Au-delà du formalisme diplomatique, le nouveau mémorandum d’entente sur les consultations politiques entre le Togo et Israël ouvre une nouvelle séquence dans une relation vieille de plus de six décennies. Entre dialogue politique renforcé, transfert de compétences et coopération dans les secteurs d’avenir, Lomé et Jérusalem cherchent à donner une nouvelle profondeur stratégique à leur partenariat.
À l’heure où les équilibres internationaux connaissent de profondes recompositions, les relations historiques doivent se réinventer pour conserver leur pertinence. C’est dans cette dynamique que s’inscrit le nouvel instrument diplomatique conclu entre le Togo et l’État d’Israël, destiné à structurer davantage leurs échanges politiques et à ouvrir de nouvelles perspectives de coopération.

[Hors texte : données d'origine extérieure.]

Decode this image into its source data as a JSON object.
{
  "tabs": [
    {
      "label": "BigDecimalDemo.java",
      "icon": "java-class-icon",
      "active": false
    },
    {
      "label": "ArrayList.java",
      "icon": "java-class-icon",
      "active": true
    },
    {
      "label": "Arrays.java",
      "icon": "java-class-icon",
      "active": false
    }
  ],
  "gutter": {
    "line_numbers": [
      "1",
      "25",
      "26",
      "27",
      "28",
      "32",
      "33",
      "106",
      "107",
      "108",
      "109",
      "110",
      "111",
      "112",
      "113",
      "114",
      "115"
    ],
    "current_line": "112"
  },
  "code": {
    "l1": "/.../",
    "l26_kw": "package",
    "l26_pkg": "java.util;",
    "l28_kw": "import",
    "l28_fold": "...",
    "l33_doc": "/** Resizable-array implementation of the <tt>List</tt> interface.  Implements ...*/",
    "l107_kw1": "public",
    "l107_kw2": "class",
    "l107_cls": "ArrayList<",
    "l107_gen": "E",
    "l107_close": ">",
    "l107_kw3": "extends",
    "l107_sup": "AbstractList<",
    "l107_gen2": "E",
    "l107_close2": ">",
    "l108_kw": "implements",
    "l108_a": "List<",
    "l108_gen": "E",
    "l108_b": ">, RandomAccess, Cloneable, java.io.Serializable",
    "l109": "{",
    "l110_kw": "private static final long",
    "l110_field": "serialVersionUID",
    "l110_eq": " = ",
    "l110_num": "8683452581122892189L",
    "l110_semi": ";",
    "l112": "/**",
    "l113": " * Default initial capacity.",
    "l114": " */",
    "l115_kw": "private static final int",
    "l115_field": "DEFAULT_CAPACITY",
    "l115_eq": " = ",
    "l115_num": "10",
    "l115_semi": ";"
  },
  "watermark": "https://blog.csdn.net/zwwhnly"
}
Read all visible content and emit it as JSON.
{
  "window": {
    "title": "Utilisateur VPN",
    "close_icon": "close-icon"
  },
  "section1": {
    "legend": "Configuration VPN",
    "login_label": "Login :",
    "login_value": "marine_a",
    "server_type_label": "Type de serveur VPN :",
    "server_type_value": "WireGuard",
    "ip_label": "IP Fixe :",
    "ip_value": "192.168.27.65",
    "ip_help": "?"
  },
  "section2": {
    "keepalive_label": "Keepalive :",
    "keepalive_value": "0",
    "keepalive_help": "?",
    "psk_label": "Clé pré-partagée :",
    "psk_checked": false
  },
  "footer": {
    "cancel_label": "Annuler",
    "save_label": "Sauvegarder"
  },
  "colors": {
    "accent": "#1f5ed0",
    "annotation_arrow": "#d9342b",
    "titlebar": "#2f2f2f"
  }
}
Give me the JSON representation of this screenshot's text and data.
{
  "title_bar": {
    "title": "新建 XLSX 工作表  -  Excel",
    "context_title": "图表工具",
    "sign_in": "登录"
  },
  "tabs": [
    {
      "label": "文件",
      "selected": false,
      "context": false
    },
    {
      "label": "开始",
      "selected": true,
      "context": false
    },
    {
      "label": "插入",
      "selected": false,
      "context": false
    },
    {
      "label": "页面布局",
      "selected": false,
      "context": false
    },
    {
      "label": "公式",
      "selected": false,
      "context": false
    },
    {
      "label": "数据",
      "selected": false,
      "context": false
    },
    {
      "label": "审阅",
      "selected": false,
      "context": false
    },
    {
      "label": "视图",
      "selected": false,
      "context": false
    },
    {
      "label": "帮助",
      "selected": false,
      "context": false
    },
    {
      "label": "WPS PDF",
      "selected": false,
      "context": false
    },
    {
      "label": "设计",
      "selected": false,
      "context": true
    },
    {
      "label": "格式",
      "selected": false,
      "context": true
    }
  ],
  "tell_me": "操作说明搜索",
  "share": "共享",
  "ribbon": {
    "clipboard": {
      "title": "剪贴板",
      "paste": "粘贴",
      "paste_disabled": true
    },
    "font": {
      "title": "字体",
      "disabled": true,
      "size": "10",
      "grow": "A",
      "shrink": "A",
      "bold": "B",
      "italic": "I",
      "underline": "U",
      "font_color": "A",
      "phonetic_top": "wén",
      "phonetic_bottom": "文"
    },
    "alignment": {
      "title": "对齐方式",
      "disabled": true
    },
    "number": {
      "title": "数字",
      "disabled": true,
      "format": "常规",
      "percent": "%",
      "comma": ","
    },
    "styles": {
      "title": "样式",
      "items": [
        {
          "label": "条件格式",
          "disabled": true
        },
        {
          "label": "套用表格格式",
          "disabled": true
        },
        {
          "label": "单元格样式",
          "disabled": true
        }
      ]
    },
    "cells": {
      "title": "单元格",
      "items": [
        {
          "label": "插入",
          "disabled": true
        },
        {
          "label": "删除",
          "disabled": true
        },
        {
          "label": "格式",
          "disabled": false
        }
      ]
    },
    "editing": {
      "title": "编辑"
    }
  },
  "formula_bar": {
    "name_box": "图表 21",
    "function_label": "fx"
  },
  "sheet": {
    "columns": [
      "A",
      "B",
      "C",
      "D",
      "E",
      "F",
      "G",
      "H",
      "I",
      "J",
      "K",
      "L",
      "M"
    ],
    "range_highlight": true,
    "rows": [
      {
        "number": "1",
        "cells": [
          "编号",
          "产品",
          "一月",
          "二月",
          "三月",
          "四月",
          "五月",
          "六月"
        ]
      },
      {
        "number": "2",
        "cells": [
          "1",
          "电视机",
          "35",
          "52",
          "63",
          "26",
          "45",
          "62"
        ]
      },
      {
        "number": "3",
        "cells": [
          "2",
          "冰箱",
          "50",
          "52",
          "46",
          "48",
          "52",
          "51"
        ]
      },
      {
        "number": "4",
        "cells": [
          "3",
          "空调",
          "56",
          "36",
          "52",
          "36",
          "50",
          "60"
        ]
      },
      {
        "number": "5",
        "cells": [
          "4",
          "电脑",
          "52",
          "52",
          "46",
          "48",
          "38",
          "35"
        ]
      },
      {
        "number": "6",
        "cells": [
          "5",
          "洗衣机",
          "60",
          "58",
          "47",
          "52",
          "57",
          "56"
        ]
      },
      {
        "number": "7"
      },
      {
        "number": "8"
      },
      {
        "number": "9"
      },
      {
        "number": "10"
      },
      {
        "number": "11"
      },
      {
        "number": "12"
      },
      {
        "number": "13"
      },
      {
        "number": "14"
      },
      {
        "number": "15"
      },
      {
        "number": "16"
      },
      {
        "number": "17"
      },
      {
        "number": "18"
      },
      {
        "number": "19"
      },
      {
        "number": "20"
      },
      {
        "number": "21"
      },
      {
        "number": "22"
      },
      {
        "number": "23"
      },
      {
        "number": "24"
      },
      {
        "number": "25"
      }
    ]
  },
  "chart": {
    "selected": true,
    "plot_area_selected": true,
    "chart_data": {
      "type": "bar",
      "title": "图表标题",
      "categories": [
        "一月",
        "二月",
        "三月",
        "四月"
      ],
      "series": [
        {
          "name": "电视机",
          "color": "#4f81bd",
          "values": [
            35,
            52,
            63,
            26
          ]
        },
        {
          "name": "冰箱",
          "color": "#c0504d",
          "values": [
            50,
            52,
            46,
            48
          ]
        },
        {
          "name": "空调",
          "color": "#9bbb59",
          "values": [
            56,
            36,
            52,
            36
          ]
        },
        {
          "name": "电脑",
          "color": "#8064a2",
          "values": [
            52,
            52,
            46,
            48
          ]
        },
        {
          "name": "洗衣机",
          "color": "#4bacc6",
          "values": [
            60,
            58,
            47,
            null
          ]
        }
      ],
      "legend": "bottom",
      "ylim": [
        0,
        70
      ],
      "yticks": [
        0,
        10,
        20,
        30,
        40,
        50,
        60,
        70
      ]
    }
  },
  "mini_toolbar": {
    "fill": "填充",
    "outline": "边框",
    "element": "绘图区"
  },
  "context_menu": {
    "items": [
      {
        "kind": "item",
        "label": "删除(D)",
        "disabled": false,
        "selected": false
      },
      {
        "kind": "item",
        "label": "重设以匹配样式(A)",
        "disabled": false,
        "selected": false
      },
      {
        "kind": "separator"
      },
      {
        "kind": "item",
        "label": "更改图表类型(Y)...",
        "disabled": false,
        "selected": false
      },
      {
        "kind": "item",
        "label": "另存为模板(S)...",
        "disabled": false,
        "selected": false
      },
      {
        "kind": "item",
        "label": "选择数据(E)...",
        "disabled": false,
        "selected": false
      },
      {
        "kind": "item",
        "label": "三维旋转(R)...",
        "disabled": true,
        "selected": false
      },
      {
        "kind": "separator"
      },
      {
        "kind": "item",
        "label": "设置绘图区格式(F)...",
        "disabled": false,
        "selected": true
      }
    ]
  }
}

Signé à Lomé le 6 juillet 2026 par Afo Salifou, secrétaire général du ministère des Affaires étrangères, de la Coopération, de l’Intégration africaine et des Togolais de l’extérieur, et Simon Seroussi, ambassadeur d’Israël au Togo, ce mémorandum d’entente établit un cadre régulier de consultations entre les deux pays.
Un dialogue politique appelé à changer de dimension
Jusqu’ici fondée sur une coopération bilatérale active dans plusieurs domaines, la relation entre Lomé et Jérusalem dispose désormais d’un mécanisme destiné à renforcer la concertation stratégique. Les consultations régulières prévues par l’accord permettront aux deux parties d’échanger sur les grandes évolutions internationales, de partager leurs analyses et d’identifier des pistes communes d’action.
Dans un environnement marqué par les défis sécuritaires, les mutations économiques, les enjeux climatiques et l’accélération technologique, la diplomatie ne se limite plus aux échanges institutionnels classiques. Elle devient un outil d’anticipation et de construction de partenariats capables de répondre aux transformations profondes du monde contemporain.
Pour le Togo, cette évolution s’inscrit dans une approche diplomatique fondée sur la diversification des partenariats et la recherche d’expertises susceptibles d’accompagner ses priorités nationales.
Innovation, agriculture et numérique : les nouveaux champs de coopération
Le nouvel accord ouvre également des perspectives dans plusieurs secteurs stratégiques où Israël dispose d’une expertise reconnue. La gestion durable de l’eau, l’agriculture moderne, l’innovation technologique ou encore la cybersécurité figurent parmi les domaines susceptibles de bénéficier d’une coopération renforcée.
Dans le secteur agricole notamment, l’expérience israélienne en matière d’irrigation, d’optimisation des ressources hydriques et de technologies adaptées aux contraintes climatiques représente un axe potentiel de collaboration pour accompagner les ambitions togolaises en matière de résilience alimentaire.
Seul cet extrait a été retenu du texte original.